For the reasons stated above, Defendants' Motion to Dismiss Plaintiff's First through Fourth Causes of Action against Defendant Tahoe Emergency Services is GRANTED with leave to amend. Defendants' Motion to Dismiss Plaintiff's remaining causes of action is DENIED. Not later than twenty (20) days following the date this Memorandum and Order is electronically filed, Plaintiff may (but is not required to) file an amended complaint. If no amended complaint is filed within said twenty (20) day period, without further notice to the parties, the causes of action dismissed by virtue of this order will be dismissed with prejudice.

IT IS SO ORDERED.

FootNotes


1. Because oral argument will not be of material assistance, the Court ordered this matter submitted on the briefing. E.D. Cal.
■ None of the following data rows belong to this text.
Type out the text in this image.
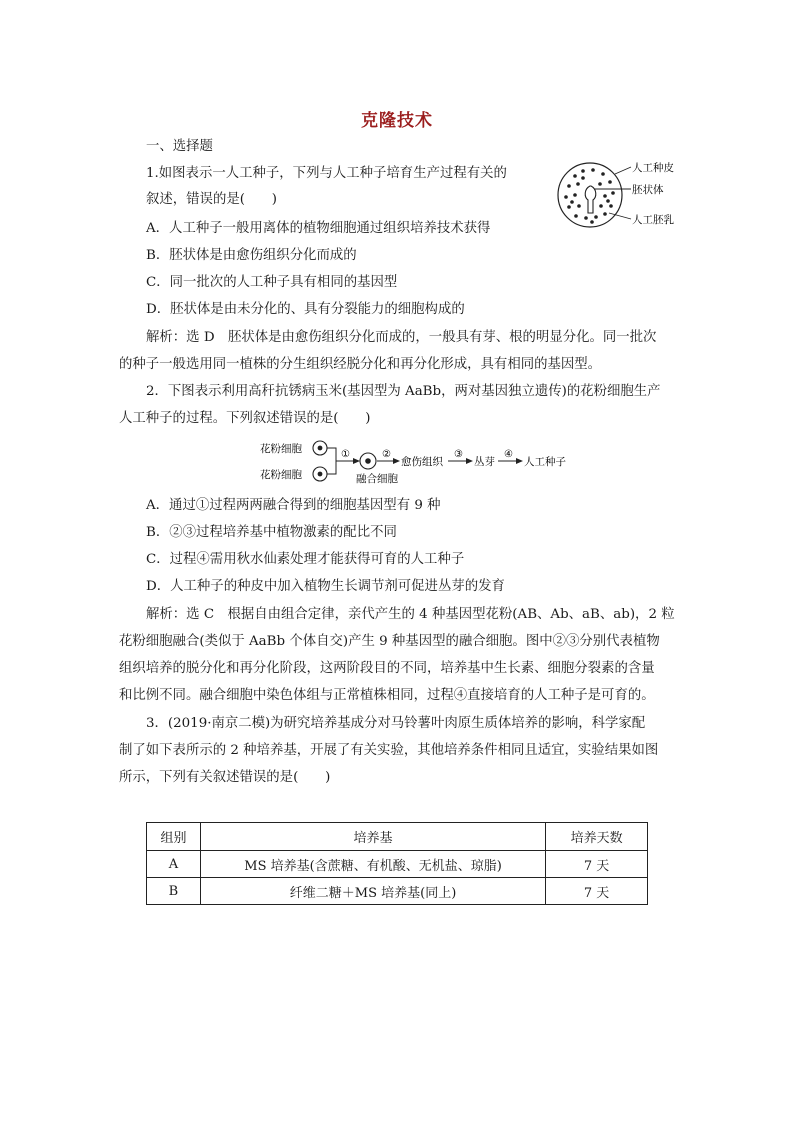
克隆技术
一、选择题
1.如图表示一人工种子，下列与人工种子培育生产过程有关的
叙述，错误的是(　　)
人工种皮
胚状体
人工胚乳
A．人工种子一般用离体的植物细胞通过组织培养技术获得
B．胚状体是由愈伤组织分化而成的
C．同一批次的人工种子具有相同的基因型
D．胚状体是由未分化的、具有分裂能力的细胞构成的
解析：选 D　胚状体是由愈伤组织分化而成的，一般具有芽、根的明显分化。同一批次
的种子一般选用同一植株的分生组织经脱分化和再分化形成，具有相同的基因型。
2．下图表示利用高秆抗锈病玉米(基因型为 AaBb，两对基因独立遗传)的花粉细胞生产
人工种子的过程。下列叙述错误的是(　　)
花粉细胞
花粉细胞
①
融合细胞
②
愈伤组织
③
丛芽
④
人工种子
A．通过①过程两两融合得到的细胞基因型有 9 种
B．②③过程培养基中植物激素的配比不同
C．过程④需用秋水仙素处理才能获得可育的人工种子
D．人工种子的种皮中加入植物生长调节剂可促进丛芽的发育
解析：选 C　根据自由组合定律，亲代产生的 4 种基因型花粉(AB、Ab、aB、ab)，2 粒
花粉细胞融合(类似于 AaBb 个体自交)产生 9 种基因型的融合细胞。图中②③分别代表植物
组织培养的脱分化和再分化阶段，这两阶段目的不同，培养基中生长素、细胞分裂素的含量
和比例不同。融合细胞中染色体组与正常植株相同，过程④直接培育的人工种子是可育的。
3．(2019·南京二模)为研究培养基成分对马铃薯叶肉原生质体培养的影响，科学家配
制了如下表所示的 2 种培养基，开展了有关实验，其他培养条件相同且适宜，实验结果如图
所示，下列有关叙述错误的是(　　)
组别	培养基	培养天数
A	MS 培养基(含蔗糖、有机酸、无机盐、琼脂)	7 天
B	纤维二糖＋MS 培养基(同上)	7 天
R. 230(g).
2. The following facts are derived from Plaintiff's Complaint.
3. All further references to "Rule" or "Rules" are to the Federal Rules of Civil Procedure unless otherwise noted.
4. Plaintiff's claim of excessive force is analyzed under the Fourth Amendment's prohibition against unreasonable seizures as well. Graham v. Connor, 490 U.S. 386, 394 (1989). Accordingly, finding a seizure is a condition precedent to Plaintiff's recovery under both his First and Second Causes of Action. See Lum v. City of Grants Pass, 2011 WL 915385, *13 (D. Or.) ("The threshold consideration in a Fourth Amendment inquiry is whether the governmental conduct in question constitutes a search or seizure within the meaning of the amendment's text.").
5. Only Plaintiff's Fourth Cause of Action is technically labeled as one for "Municipal/Supervisory Liability." Given the fact Plaintiff has also included Tahoe Emergency Services among the named Defendants in the first three causes of action, however, and given the fact the Fourth Cause of Action references all "aforementioned acts and/or omissions of defendants" as the basis for municipal liability, Compl., ¶ 71, the Court will address all of these claims against the entity Defendant together here in the following section.